While I’ve thought of myself as a racial minority all my life, it is only in recent years that I’ve come to view the term “minority” negatively. I wasn’t sure why. I just knew that I didn’t like being referred to as a minority. I knew my reaction related to my growing racial justice awareness and understanding, but I couldn’t put my finger on what bothered me. Then, I heard the term “minoritized people” for the first time on a PBS special about Zora Neale Hurston, the author and anthropologist.

So, what did the term really mean?  I looked it up. Minoritized – “to make (a person or group) subordinate in status to a more dominant group and its members.” Now, it was clearer. Even before knowing the actual definition, I had had a feeling/a sense of the word. It was the concept of less than that was bothering me, not just the concept, but the process of being made into something that is less than something else.

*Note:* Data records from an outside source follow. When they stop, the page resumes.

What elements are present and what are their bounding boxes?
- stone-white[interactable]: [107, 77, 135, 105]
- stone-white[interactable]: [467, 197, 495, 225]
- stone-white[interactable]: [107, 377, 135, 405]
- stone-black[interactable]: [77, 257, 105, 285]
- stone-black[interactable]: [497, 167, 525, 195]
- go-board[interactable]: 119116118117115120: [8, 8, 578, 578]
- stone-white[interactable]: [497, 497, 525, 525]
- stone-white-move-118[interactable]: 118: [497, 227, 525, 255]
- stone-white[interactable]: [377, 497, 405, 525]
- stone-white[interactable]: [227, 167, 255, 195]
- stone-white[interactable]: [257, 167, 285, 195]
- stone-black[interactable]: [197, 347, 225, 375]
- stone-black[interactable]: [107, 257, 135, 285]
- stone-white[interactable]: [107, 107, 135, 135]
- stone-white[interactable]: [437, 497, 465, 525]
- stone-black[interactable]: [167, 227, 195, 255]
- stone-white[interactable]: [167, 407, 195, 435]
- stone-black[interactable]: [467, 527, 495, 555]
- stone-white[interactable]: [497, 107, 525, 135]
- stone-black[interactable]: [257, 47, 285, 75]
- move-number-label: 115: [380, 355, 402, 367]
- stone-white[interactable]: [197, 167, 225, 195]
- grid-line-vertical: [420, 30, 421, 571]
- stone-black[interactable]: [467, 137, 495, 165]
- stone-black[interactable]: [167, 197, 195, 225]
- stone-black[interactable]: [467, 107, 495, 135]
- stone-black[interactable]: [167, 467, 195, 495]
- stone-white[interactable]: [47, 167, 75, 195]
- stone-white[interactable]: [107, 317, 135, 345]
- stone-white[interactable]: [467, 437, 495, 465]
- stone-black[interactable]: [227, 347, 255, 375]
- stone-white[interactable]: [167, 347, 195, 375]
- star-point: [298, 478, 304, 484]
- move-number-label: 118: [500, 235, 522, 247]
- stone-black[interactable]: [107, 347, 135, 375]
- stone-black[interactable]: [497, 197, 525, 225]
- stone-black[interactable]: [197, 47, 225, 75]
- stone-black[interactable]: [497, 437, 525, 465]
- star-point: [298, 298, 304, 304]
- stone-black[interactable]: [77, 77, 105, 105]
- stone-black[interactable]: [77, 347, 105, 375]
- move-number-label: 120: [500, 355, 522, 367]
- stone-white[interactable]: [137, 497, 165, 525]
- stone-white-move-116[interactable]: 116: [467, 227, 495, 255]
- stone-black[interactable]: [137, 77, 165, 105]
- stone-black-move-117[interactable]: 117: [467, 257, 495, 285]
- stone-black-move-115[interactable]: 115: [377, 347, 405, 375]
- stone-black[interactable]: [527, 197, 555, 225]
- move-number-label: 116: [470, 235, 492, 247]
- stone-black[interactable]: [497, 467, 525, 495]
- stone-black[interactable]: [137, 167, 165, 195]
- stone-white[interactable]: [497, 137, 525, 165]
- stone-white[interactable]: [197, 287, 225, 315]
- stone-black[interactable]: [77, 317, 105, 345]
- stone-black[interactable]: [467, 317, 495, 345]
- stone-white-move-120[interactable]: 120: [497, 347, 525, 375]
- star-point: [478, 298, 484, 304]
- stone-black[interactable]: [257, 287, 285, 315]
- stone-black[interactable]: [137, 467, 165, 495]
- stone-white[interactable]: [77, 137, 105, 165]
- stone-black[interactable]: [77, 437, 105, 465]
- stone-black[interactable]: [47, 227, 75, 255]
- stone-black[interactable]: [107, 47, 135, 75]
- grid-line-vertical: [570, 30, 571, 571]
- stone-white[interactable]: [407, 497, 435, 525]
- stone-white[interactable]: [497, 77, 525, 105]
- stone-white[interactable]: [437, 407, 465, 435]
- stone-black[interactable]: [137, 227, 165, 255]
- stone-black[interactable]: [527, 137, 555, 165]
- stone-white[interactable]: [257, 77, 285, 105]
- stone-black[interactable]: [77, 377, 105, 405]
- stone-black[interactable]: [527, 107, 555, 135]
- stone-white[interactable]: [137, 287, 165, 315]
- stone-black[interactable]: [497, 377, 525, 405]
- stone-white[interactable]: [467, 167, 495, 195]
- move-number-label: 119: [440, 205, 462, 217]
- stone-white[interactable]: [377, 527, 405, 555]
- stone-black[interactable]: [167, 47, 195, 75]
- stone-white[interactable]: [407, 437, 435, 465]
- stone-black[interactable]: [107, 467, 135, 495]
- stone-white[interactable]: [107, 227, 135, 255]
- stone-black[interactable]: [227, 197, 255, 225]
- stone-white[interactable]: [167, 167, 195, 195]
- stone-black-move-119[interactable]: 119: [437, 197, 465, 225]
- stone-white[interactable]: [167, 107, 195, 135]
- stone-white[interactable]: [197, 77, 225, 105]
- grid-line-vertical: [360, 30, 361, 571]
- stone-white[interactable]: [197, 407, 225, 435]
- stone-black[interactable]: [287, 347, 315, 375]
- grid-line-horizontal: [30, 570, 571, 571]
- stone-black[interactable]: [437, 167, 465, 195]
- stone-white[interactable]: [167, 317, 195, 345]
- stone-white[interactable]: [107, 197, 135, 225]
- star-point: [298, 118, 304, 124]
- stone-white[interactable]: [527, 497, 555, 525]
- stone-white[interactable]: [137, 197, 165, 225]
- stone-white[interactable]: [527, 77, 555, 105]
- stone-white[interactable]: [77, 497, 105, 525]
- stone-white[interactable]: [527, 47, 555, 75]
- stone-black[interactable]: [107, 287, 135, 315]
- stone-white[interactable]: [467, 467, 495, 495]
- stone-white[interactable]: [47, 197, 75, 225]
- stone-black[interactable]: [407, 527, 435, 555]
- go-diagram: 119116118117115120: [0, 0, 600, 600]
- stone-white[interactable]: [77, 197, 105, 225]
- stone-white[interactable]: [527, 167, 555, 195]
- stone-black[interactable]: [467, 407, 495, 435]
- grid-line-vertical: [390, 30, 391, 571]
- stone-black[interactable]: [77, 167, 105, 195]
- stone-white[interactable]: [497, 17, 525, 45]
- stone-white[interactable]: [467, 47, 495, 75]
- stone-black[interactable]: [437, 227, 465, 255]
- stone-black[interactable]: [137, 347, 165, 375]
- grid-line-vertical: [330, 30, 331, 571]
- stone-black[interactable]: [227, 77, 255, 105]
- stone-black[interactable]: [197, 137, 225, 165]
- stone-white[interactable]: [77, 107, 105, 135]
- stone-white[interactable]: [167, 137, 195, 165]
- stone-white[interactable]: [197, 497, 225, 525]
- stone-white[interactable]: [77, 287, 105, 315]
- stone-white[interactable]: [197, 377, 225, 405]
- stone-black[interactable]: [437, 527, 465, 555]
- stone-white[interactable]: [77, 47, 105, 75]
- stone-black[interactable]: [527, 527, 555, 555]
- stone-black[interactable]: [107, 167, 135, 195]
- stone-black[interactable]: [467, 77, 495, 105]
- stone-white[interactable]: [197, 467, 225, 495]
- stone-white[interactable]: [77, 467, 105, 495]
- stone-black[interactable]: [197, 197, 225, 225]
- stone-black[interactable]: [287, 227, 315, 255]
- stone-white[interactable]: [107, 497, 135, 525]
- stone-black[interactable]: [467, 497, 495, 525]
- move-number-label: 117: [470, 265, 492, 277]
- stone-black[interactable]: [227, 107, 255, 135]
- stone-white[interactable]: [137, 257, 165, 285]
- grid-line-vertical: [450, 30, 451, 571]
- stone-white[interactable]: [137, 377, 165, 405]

Not surprising that this term would be used in a documentary about an anthropologist, someone studying culture, language, and human behavior. Remember the first time you heard, and thought about, the distinction between a slave and an enslaved person? Now, I’m beginning to understand why the term minority had become bothersome to me.

Societally, we seem to have associated – consciously or unconsciously – a host of characteristics with the term minority. Does it automatically mean poor, disadvantaged, uneducated – less than the standard/desired quality of life?  Has it become a code word like “urban” or “inner city” or the now villainized “woke?”

Language is constantly evolving. Words that were once every day acceptable have become archaic, or downright unacceptable, rude, and pejorative.

Just another reminder that in racial justice work or any effort to right a societal wrong, language is important. Listen to how people describe themselves and their circumstances. Ask about language that is different from what you are accustomed to using. Adapt as language evolves. Words matter.

 Note: I see myself as Black, African American, or as a member of the BIPOC (Black, Indigenous, People of Color) community, but not as a minority.

This post is reprinted with permission of Tamara Copeland. It was first published on June 1, 2023, for her monthly blog Daughters of the Dream. Tamara’s next blog will be in September. Visit https://daughtersofthedream.org/ to subscribe.

2 Comments

  1. sally mac

    Thx, Tamara for a powerful post.
    We know that elites are also a minority of the population, yet we reflexively don’t think of them when “minority” is used. You’re correct that it has become a code word and that language matters!
    Re-training our minds and words takes effort, yet it is worth it in the long run.